If you want to estimate s from data, then

from paste2 import model_selection estimated_s = model_selection.select_overlap_fraction(sliceA, sliceB)

But it would be better if you just look at the two slices you want to align and roughly estimate an s yourself. This function can be not too reliable.

Similarly, to use the 3D projection

from paste2 import projection new_sliceA, new_sliceB = projection.partial_stack_slices_pairwise([sliceA, sliceB], [pi])

where pi is estimated by PASTE2. This function returns two new AnnData objects whose .obsm['spatial'] fields store the 2D coordinates of the spots after projecting the two slices onto the same coordinate system.

That's basically it! Of course, if you run into any package not found error you need to install those packages separately, but if your environment already has numpy, scipy, etc. you should be fine. The documentations of all three functions above are in the source code under their respective function definition.

Let me know if PASTE2 runs on your machine! If you run into any problem don't hesitate to reach out at xl5434@princeton.edu. I will respond as quickly as possible.

lambdamoses commented 11 months ago

Hi, I tried this package. It worked great on my dataset. Just wondering, when we get the transformation matrix from partial_pairwise_align, can you explain what that matrix means?

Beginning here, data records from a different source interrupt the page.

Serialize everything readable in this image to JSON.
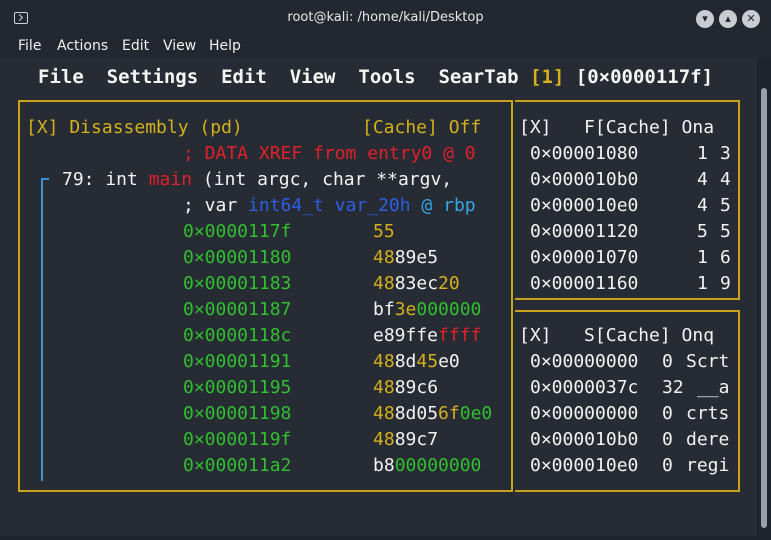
{
  "window": {
    "title": "root@kali: /home/kali/Desktop"
  },
  "menubar": [
    "File",
    "Actions",
    "Edit",
    "View",
    "Help"
  ],
  "r2_menu": {
    "items": [
      "File",
      "Settings",
      "Edit",
      "View",
      "Tools",
      "SearTab"
    ],
    "tab_index": "[1]",
    "address": "[0×0000117f]"
  },
  "disasm": {
    "header_left": "[X] Disassembly (pd)",
    "header_right": "[Cache] Off",
    "xref": "; DATA XREF from entry0 @ 0",
    "func_num": "79: int ",
    "func_name": "main",
    "func_args": " (int argc, char **argv,",
    "var_prefix": "; var ",
    "var_type": "int64_t",
    "var_name": " var_20h",
    "var_at": " @ ",
    "var_reg": "rbp",
    "rows": [
      {
        "addr": "0×0000117f",
        "b1": "55",
        "b2": "",
        "b3": ""
      },
      {
        "addr": "0×00001180",
        "b1": "48",
        "b2": "89e5",
        "b3": ""
      },
      {
        "addr": "0×00001183",
        "b1": "48",
        "b2": "83ec",
        "b3": "20"
      },
      {
        "addr": "0×00001187",
        "b1": "bf",
        "b2": "3e",
        "b3": "000000"
      },
      {
        "addr": "0×0000118c",
        "b1": "e89ffe",
        "b2": "ffff",
        "b3": ""
      },
      {
        "addr": "0×00001191",
        "b1": "48",
        "b2": "8d",
        "b3": "45",
        "b4": "e0"
      },
      {
        "addr": "0×00001195",
        "b1": "48",
        "b2": "89c6",
        "b3": ""
      },
      {
        "addr": "0×00001198",
        "b1": "48",
        "b2": "8d05",
        "b3": "6f",
        "b4": "0e0"
      },
      {
        "addr": "0×0000119f",
        "b1": "48",
        "b2": "89c7",
        "b3": ""
      },
      {
        "addr": "0×000011a2",
        "b1": "b8",
        "b2": "00000000",
        "b3": ""
      }
    ]
  },
  "functions": {
    "header": "[X]   F[Cache] Ona",
    "rows": [
      {
        "addr": "0×00001080",
        "a": "1",
        "b": "3"
      },
      {
        "addr": "0×000010b0",
        "a": "4",
        "b": "4"
      },
      {
        "addr": "0×000010e0",
        "a": "4",
        "b": "5"
      },
      {
        "addr": "0×00001120",
        "a": "5",
        "b": "5"
      },
      {
        "addr": "0×00001070",
        "a": "1",
        "b": "6"
      },
      {
        "addr": "0×00001160",
        "a": "1",
        "b": "9"
      }
    ]
  },
  "sections": {
    "header": "[X]   S[Cache] Onq",
    "rows": [
      {
        "addr": "0×00000000",
        "size": "0",
        "name": "Scrt"
      },
      {
        "addr": "0×0000037c",
        "size": "32",
        "name": "__a"
      },
      {
        "addr": "0×00000000",
        "size": "0",
        "name": "crts"
      },
      {
        "addr": "0×000010b0",
        "size": "0",
        "name": "dere"
      },
      {
        "addr": "0×000010e0",
        "size": "0",
        "name": "regi"
      }
    ]
  }
}
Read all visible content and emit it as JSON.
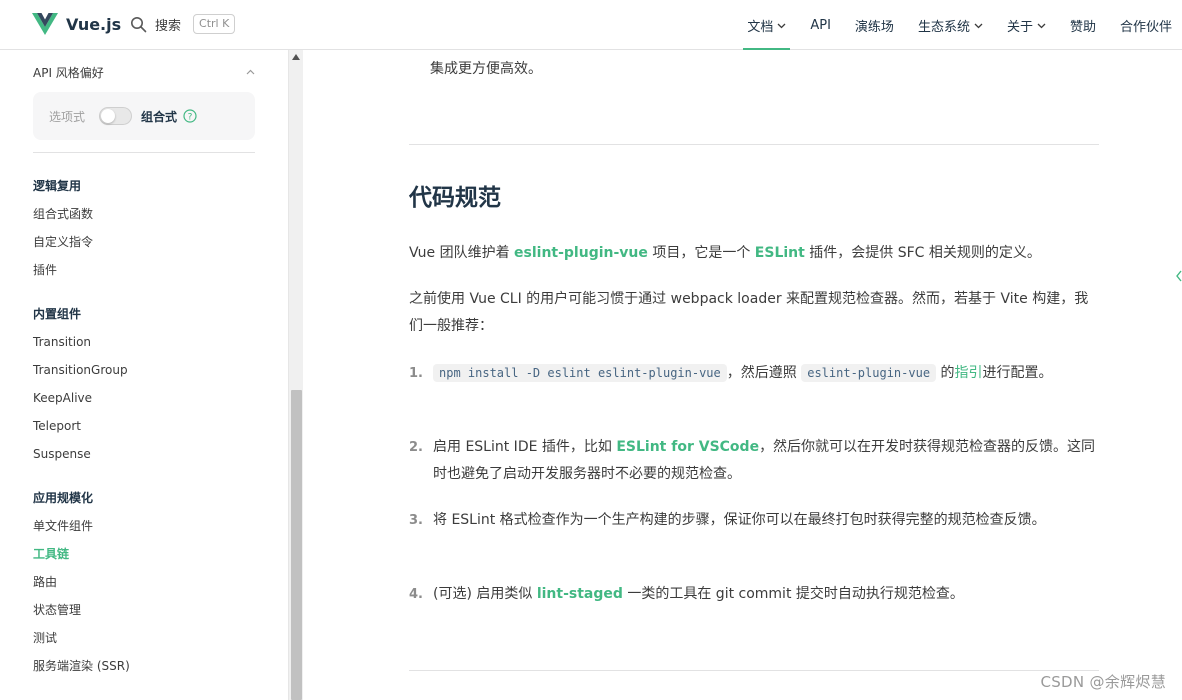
{
  "brand": {
    "name": "Vue.js"
  },
  "search": {
    "label": "搜索",
    "shortcut": "Ctrl K"
  },
  "nav": {
    "items": [
      {
        "label": "文档",
        "dropdown": true,
        "active": true
      },
      {
        "label": "API",
        "dropdown": false
      },
      {
        "label": "演练场",
        "dropdown": false
      },
      {
        "label": "生态系统",
        "dropdown": true
      },
      {
        "label": "关于",
        "dropdown": true
      },
      {
        "label": "赞助",
        "dropdown": false
      },
      {
        "label": "合作伙伴",
        "dropdown": false
      }
    ]
  },
  "sidebar": {
    "api_pref_title": "API 风格偏好",
    "options_api": "选项式",
    "composition_api": "组合式",
    "groups": [
      {
        "title": "逻辑复用",
        "links": [
          "组合式函数",
          "自定义指令",
          "插件"
        ]
      },
      {
        "title": "内置组件",
        "links": [
          "Transition",
          "TransitionGroup",
          "KeepAlive",
          "Teleport",
          "Suspense"
        ]
      },
      {
        "title": "应用规模化",
        "links": [
          "单文件组件",
          "工具链",
          "路由",
          "状态管理",
          "测试",
          "服务端渲染 (SSR)"
        ],
        "active": "工具链"
      }
    ]
  },
  "content": {
    "prev_tail": "集成更方便高效。",
    "heading": "代码规范",
    "p1": {
      "t1": "Vue 团队维护着 ",
      "link1": "eslint-plugin-vue",
      "t2": " 项目，它是一个 ",
      "link2": "ESLint",
      "t3": " 插件，会提供 SFC 相关规则的定义。"
    },
    "p2": "之前使用 Vue CLI 的用户可能习惯于通过 webpack loader 来配置规范检查器。然而，若基于 Vite 构建，我们一般推荐：",
    "list": [
      {
        "num": "1.",
        "code1": "npm install -D eslint eslint-plugin-vue",
        "t1": "，然后遵照 ",
        "code2": "eslint-plugin-vue",
        "t2": " 的",
        "link": "指引",
        "t3": "进行配置。"
      },
      {
        "num": "2.",
        "t1": "启用 ESLint IDE 插件，比如 ",
        "link": "ESLint for VSCode",
        "t2": "，然后你就可以在开发时获得规范检查器的反馈。这同时也避免了启动开发服务器时不必要的规范检查。"
      },
      {
        "num": "3.",
        "t1": "将 ESLint 格式检查作为一个生产构建的步骤，保证你可以在最终打包时获得完整的规范检查反馈。"
      },
      {
        "num": "4.",
        "t1": "(可选) 启用类似 ",
        "link": "lint-staged",
        "t2": " 一类的工具在 git commit 提交时自动执行规范检查。"
      }
    ]
  },
  "watermark": "CSDN @余辉烬慧",
  "colors": {
    "accent": "#42b883",
    "text": "#213547",
    "muted": "#3c3c3c",
    "code_bg": "#f1f1f1"
  }
}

x-h-liu commented 11 months ago

Hi @lambdamoses, the matrix is a transport plan under partial optimal transport. It is the solution to the optimization problem defined in Eq. 1 of the PASTE2 paper subject to the constraints defined in Eq. 3. For each row i of the matrix, you can think of it as describing the probability that spot i on slice 1 is mapped to any spot j on slice 2, only that each row does not sum to 1, but sums to 1/n_1 due to OT constraints.